– JIANLI YANG AND AARON RHODES
Newsweek (12.08.2020) – https://bit.ly/3kIvwkS – “Genocide” is a word that should only be used with great caution in the world of international relations and human rights. If genocide is recognized and verified, it imposes an unconditional moral obligation to intervene to stop the extermination of the victimized group. We are correct to preserve a narrow definition of the term, and to apply it only in cases that reach the threshold of horror it signifies; otherwise, the term will lose its meaning.
But by the same token, we must seek and face the bitter truth when evidence of genocide appears. We owe it to the millions of ghosts from the last century—victims not only of genocide, but of denial, appeasement, bureaucratic dithering, prejudice and indifference. Even more, we owe it to people at risk today, like the Uyghurs of Xinjiang, China. Make no mistake, free and democratic nations today face a moral test the likes of which have not been seen since the onset of Nazi Germany’s (largely successful) effort to exterminate Europe’s Jews.
Today, we know and should understand more. Since it came into force in 1951, we have the Convention on the Prevention and Punishment of Genocide. The Convention defines genocide as “any of the following acts committed with intent to destroy, in whole or in part, a national, ethnical, racial or religious group, as such:
- Killing members of the group;
- Causing serious bodily or mental harm to members of the group;
- Deliberately inflicting on the group conditions of life calculated to bring about its physical destruction in whole or in part;
- Imposing measures intended to prevent births within the group;
- Forcibly transferring children of the group to another group.”
While no government has declared a genocide in Xinjiang, documentary evidence has become irrefutable that all of these things are happening to the Uyghur population. At the very least, it is certain that we are witnessing a genocide in the making, and it is our highest responsibility to prevent it from developing into a mass slaughter.
Like all international treaties concerning humanitarian issues, the Genocide Convention rests on a foundation of national sovereignty and self-regulation. It obligates states to prosecute those who incite genocide, those who conspire and perpetrate the international crimes it includes, and those who are complicit.

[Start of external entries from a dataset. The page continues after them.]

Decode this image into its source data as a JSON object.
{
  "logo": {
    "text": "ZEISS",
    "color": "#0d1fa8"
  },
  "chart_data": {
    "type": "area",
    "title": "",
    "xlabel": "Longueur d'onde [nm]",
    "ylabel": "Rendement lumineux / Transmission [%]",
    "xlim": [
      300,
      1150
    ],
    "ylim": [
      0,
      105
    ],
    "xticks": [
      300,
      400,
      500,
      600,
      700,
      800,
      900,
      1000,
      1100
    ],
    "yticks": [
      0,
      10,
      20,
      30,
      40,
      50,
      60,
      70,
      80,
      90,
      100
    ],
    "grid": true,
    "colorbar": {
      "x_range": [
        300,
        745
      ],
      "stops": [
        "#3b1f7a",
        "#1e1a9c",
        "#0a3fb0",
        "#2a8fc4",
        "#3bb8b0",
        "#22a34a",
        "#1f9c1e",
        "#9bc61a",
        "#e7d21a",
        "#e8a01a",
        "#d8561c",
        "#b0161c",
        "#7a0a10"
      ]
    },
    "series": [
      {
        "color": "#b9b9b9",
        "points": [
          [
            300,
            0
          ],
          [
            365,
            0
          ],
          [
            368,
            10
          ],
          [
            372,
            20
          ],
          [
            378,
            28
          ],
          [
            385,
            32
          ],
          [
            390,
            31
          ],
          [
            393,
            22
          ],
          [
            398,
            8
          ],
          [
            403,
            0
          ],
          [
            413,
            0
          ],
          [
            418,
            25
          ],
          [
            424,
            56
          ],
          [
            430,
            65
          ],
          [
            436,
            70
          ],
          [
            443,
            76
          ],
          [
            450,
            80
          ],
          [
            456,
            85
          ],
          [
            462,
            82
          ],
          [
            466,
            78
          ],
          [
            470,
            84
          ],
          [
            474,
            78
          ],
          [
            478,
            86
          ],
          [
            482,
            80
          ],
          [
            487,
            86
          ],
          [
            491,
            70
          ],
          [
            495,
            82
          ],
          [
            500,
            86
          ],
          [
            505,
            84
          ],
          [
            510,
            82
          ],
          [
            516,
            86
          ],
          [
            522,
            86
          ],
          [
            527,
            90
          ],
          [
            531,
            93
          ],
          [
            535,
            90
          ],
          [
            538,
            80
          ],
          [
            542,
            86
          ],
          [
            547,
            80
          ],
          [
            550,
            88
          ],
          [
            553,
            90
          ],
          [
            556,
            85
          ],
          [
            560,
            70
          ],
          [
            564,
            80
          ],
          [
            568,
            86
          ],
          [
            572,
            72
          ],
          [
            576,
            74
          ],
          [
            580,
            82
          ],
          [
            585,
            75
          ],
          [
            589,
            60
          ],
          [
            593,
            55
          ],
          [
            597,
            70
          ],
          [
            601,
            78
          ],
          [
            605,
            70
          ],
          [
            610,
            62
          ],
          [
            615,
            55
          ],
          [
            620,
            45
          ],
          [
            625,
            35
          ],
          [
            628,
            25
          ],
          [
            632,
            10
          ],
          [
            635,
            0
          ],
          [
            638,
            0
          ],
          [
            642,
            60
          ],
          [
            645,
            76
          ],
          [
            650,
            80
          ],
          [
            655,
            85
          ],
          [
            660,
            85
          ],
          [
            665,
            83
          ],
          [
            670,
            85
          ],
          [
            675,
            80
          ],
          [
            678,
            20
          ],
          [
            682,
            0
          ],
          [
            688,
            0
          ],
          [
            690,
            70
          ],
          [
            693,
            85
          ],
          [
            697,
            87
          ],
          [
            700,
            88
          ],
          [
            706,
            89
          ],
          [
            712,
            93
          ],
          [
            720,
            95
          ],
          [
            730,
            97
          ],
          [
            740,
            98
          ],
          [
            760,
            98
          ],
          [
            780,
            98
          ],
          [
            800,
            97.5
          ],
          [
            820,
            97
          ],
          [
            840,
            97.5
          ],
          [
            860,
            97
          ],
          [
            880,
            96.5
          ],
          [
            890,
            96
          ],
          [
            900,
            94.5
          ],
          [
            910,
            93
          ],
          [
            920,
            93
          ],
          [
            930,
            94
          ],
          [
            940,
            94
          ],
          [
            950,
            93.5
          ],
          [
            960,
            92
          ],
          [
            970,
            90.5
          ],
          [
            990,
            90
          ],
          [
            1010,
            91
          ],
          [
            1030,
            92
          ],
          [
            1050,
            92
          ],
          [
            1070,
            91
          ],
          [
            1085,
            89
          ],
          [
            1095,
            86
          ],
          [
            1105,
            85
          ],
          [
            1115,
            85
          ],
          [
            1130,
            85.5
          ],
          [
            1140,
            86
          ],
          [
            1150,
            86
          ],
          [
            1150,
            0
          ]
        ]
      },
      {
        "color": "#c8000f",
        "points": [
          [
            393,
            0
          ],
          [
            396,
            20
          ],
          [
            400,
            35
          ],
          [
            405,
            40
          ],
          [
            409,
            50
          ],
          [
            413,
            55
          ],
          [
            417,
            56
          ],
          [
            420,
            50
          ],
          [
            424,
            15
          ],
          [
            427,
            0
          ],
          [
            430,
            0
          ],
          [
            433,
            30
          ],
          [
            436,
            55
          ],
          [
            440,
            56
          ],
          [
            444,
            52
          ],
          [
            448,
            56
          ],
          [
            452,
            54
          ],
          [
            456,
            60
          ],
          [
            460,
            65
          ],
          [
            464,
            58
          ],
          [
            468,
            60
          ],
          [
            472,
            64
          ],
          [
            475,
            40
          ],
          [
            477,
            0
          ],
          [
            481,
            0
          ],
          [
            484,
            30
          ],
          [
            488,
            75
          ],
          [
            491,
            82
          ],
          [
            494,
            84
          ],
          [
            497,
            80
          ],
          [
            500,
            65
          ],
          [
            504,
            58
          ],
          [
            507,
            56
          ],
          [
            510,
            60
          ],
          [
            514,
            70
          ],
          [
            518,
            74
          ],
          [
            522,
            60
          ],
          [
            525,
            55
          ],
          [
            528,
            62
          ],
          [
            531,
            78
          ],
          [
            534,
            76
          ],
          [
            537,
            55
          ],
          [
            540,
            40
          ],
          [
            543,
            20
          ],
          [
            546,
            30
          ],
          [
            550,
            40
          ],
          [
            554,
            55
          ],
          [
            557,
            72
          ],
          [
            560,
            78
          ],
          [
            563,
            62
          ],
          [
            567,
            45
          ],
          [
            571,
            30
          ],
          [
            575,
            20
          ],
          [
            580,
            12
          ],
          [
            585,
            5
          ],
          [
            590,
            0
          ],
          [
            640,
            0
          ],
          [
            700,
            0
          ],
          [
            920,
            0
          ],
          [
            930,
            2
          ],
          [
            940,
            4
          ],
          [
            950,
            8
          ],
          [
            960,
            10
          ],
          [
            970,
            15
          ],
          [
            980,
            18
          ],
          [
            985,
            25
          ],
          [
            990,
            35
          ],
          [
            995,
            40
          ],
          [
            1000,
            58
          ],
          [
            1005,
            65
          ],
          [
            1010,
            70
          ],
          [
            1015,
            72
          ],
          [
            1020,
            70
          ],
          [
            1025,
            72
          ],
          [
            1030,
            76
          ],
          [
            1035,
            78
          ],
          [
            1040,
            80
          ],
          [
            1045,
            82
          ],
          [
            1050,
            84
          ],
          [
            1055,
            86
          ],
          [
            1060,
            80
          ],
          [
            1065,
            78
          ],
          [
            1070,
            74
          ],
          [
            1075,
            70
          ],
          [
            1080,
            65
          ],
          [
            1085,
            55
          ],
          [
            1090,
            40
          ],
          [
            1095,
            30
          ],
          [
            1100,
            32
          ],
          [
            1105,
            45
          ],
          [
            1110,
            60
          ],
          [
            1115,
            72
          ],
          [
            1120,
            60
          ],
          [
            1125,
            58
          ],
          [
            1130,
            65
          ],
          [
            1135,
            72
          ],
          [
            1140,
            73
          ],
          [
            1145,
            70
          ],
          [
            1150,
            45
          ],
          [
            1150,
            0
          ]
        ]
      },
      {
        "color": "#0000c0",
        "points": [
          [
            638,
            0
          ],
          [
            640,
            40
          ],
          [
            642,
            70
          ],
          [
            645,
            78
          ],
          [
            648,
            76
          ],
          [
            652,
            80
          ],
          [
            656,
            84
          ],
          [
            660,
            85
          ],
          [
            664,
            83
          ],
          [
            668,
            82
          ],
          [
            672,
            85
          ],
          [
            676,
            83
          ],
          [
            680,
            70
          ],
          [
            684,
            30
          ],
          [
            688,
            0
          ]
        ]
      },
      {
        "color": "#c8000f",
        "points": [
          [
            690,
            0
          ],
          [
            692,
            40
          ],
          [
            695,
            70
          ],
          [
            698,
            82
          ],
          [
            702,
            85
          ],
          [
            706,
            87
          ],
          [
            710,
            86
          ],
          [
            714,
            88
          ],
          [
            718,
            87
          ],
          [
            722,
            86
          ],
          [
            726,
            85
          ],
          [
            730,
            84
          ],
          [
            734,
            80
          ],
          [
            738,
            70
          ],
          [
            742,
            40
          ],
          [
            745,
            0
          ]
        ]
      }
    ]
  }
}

The UN Committee on the Elimination of Racial Discrimination describes Xinjiang as “a massive internment camp shrouded in secrecy, a ‘no rights’ zone, while members of the Xinjiang Uyghur minority, along with others who were identified as Muslim, were being treated as enemies of the state based on nothing more than their ethno-religious identity.” Yet when China’s human rights record was last examined by the UN, only a handful of states challenged the Chinese delegation’s official characterization of the Uyghur detention camps as “vocational educational and training centers”—a tactic apparently inspired by the Nazi regime’s cynical charades.
In a future, democratic China, perpetrators of the crimes in Xinjiang will hopefully be fairly tried by independent courts. But this is the specter paradoxically driving the genocidal dynamic in China, and we need only refer again to Nazi Germany for insights into its internal logic. There, the policy of extermination assumed a thoroughly apocalyptic form; knowing their crimes would be punished hardened the Nazis’ position, and they accelerated their crimes as the Allied Powers closed in on Berlin. The persecution of the Uyghurs is part of a racist-nationalist strategy to mobilize the Han Chinese by demonizing minority groups—a project which will end in disaster for its architects if it fails. Potential witnesses must be silenced or destroyed. Huge numbers of Chinese Communist officials are apparently more strongly committed to the preservation of their inhuman regime precisely because they face trials and retribution if it falls.
The Genocide Convention has 152 contracting parties, but offers those parties no real leverage for constraining states on the verge of committing a crime. The International Criminal Court could take up the issue, even though China is not a party to the Court’s underlying treaty. Unfortunately, the politics of multilateral human rights organizations and international courts may encourage high-minded posturing, but they mitigate against decisive actions, as good-faith efforts to use available tools encounter paralysis and moral equivalence.
Realistically, the only way the atrocities against the Uyghurs will end is by international concerted efforts led by the bilateral actions of powerful states—and those of the Chinese people themselves. Some Muslim states have oil-based leverage on China, but have shamefully ignored the problem; Iran has even entered into an alliance with China. Germany, the strongest country in Europe, is waffling.
In this situation, the United States government has taken the lead with legislation and sanctions. In June, President Trump signed the Uyghur Human Rights Policy Act of 2020 into law. The Chinese government said the bill “wantonly smeared China’s counter-terrorism and anti-radicalization efforts.”
Will these actions interrupt the dynamic of genocide? It seems doubtful, unless they are joined by many more. With the world’s second-most powerful state tightening a noose around the neck of the Xinjiang Muslim population, China is threatening not only the Uyghurs, but also the fragile moral fabric of solidarity with threatened peoples everywhere.
Dr. Jianli Yang is founder and president of Citizens Power Initiatives for China. Dr. Aaron Rhodes is president of the Forum for Religious Freedom-Europe.
The views expressed in this article are the writers’ own.